Als Brynn und Michelle auf ein Wohnmobil stoßen, glauben sie in Sicherheit zu sein, doch die vermeintlichen Retter nutzen die Einsamkeit des Nationalparks für die Herstellung von Drogen. Vom Regen in die Traufe müssen die beiden Frauen nun an mehreren Fronten um ihr Leben kämpfen, denn die Killer haben die Dealer auch gefunden....Schreie grellen durch die Nacht....
Kritik
Der Titel des Romans „Nachtschrei“ weckt schon eine gewisse Erwartungshaltung bei den Lesern, zudem der Autor Jeffery Deaver sich in der höchsten Liga unter den erstplazierten im Genre „Thriller“ tummelt.
Neben der Spannung in „Nachtschrei“ die wirklich nicht wenig präsent ist, beschreibt der Autor das Duell des Quartetts – Killer und Polizisten + naive Schönheit äußerst packend. Neben viel Action und immer wieder diversen Vorsprüngen der Kontrahenten, messen sich Brynn McKenzie und Terry Hart immer wieder in einem intellektuellen Wettkampf – der Preis ist das Überleben, denn auch das Scheitern der Killer würde Konsequenzen nach sich ziehen, und dieser wäre nicht sehr erfreulich.
Doch auch die beiden Duos unterscheiden sich in ihrem Auftreten. Michelle wird hier beschrieben, als die verzogene Millionärsgattin die mit der rauen Wildnis nun nichts gemein hat, während Brynn praktisch und auf dem Boden der Tatsachen hier scheinbar die Führung übernimmt. Bei den Killern ist es ähnlich: Terry Hart, ein Profi, in seinen Kreisen auch als der „Handwerker“ bekannt, ist weltmännisch, gebildet und kann auch Mitgefühl zeigen, doch alles zu seiner Zeit. Sein Kompagnon „Comp“ ist eher ein kleines Licht, zwar brutal und rücksichtslos, aber in den Händen von Hart sehr manipulierbar, ein Bauernopfer, ein Statist, nicht mehr als ein Helfer für die Drecksarbeit, oder doch gar mehr?!
Jeffery Deaver wechselt nicht nur die Perspektiven seiner Protagonisten, viel mehr spielt er wie in vielen seiner Romanen sein Blatt nicht voll aus. Hier wird getrickst, geblufft und betrogen und immer wieder landen nicht nur seine Figuren auf dem Holzweg. Als Nebenfiguren und Nebenhandlungen werden hier mit dem Ehemann von Brynn private Probleme der beiden Eheleute thematisiert, und auch hier taucht der „Trickser“ wieder auf.

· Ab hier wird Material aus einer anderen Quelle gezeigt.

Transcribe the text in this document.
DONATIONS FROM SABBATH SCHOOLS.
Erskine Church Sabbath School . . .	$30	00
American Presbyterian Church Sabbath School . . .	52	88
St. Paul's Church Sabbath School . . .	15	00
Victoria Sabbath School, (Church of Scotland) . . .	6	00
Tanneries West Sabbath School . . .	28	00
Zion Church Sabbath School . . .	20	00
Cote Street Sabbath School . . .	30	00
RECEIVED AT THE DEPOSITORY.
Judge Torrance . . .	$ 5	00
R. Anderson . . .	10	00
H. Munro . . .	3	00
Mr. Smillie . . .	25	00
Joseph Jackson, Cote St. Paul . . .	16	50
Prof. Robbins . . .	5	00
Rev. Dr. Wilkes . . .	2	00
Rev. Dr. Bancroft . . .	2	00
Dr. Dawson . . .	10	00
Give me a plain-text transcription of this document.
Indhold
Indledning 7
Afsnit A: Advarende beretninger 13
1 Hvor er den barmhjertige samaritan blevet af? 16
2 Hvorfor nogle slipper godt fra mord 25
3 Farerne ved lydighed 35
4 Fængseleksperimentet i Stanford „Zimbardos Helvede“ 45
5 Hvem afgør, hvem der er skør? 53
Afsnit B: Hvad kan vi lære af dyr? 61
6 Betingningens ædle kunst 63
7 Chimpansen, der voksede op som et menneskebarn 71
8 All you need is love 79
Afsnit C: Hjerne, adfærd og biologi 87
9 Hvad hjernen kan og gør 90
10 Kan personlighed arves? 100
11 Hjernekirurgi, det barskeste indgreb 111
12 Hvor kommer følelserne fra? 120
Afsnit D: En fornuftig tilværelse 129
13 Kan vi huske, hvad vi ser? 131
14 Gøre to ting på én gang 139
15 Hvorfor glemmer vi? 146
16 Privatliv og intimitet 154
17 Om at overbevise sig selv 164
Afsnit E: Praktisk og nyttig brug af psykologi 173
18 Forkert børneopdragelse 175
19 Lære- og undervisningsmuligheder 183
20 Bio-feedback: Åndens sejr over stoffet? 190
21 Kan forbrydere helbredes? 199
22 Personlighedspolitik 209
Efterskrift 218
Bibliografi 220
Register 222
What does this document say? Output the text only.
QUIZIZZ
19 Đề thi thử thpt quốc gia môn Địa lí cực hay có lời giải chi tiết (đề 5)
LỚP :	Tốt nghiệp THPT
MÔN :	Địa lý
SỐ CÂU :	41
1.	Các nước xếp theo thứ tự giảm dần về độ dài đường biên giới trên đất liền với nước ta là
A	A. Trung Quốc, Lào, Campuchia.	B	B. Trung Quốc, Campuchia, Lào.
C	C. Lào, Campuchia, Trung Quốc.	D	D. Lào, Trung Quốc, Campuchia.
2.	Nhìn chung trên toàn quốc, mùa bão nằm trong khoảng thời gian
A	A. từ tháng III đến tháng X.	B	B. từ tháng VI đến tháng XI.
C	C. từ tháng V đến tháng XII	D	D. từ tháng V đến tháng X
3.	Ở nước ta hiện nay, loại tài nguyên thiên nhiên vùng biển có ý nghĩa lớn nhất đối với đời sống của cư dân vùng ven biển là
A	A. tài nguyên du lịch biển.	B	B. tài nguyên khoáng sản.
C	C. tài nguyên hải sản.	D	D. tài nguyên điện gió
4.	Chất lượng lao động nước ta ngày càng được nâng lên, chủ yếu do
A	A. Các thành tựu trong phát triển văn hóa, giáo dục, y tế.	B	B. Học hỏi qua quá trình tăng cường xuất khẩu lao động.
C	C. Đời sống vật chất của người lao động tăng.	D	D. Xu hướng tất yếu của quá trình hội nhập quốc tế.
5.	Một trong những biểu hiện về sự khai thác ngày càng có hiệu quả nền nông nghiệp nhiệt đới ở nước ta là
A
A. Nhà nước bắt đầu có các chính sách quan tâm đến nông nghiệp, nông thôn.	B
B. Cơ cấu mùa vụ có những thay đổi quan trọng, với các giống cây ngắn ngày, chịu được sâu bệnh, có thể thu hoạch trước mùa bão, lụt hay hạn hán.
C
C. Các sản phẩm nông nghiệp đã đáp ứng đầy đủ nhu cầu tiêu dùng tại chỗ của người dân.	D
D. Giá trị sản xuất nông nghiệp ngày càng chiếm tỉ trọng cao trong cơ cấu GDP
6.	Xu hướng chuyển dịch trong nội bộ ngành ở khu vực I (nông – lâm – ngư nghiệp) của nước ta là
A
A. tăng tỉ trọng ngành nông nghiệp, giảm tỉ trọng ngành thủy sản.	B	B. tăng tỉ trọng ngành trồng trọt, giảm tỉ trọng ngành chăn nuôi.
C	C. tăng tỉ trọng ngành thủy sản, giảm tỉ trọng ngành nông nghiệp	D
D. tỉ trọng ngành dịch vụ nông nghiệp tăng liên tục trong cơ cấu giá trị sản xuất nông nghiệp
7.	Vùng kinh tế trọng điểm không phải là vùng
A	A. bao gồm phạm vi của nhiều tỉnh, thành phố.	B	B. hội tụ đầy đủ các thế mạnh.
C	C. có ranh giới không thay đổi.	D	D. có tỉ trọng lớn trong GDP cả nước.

Sämtliche handelnde Protagonisten, egal mit welcher Priorität oder Dringlichkeit diese agieren – komplex konzipiert sind sie wie perfekte Marionetten in dem Spiel integriert.
Okay, ein Katz-und-Maus-Spiel ist im Genre Thriller keine nicht wirklich neue und originelle Idee, aber der erste Blick trügt. Die Atmosphäre ist packend und mit Überraschungen und Wendungen wird hier nicht gespart. Selbst der Killer Terry Hart kommt hier nicht unsympathisch um die Ecke, seine Dialoge mit Brynn sind durchaus fesselnd und Deaver zeigt dem Leser auf, dass Verbrechen aus Leidenschaft, wie auch immer diese aussieht geschehen, und nicht das Geld aus primäre Motivation dient.
Fazit
Perfekte Unterhaltung - ein Duell zwischen „Feinden“ die sich vielleicht sympathisch oder mehr sein könnten! Action und Spannung – Überraschende Wendungen und ein Ende, dass überzeugend nachhallt.
“Nachtschrei“ aus Jeffery Deavers Feder ist ein ganz starker Roman und psychologisch gesehen einer der interessantesten die ich in diesem Jahr gelesen habe.
Jeffery Deaver ist schon längst nicht mehr goldig, sondern wertvoller, einzigartiger und für Leser psychologischer Thriller ein immer wieder erfülltes Versprechen.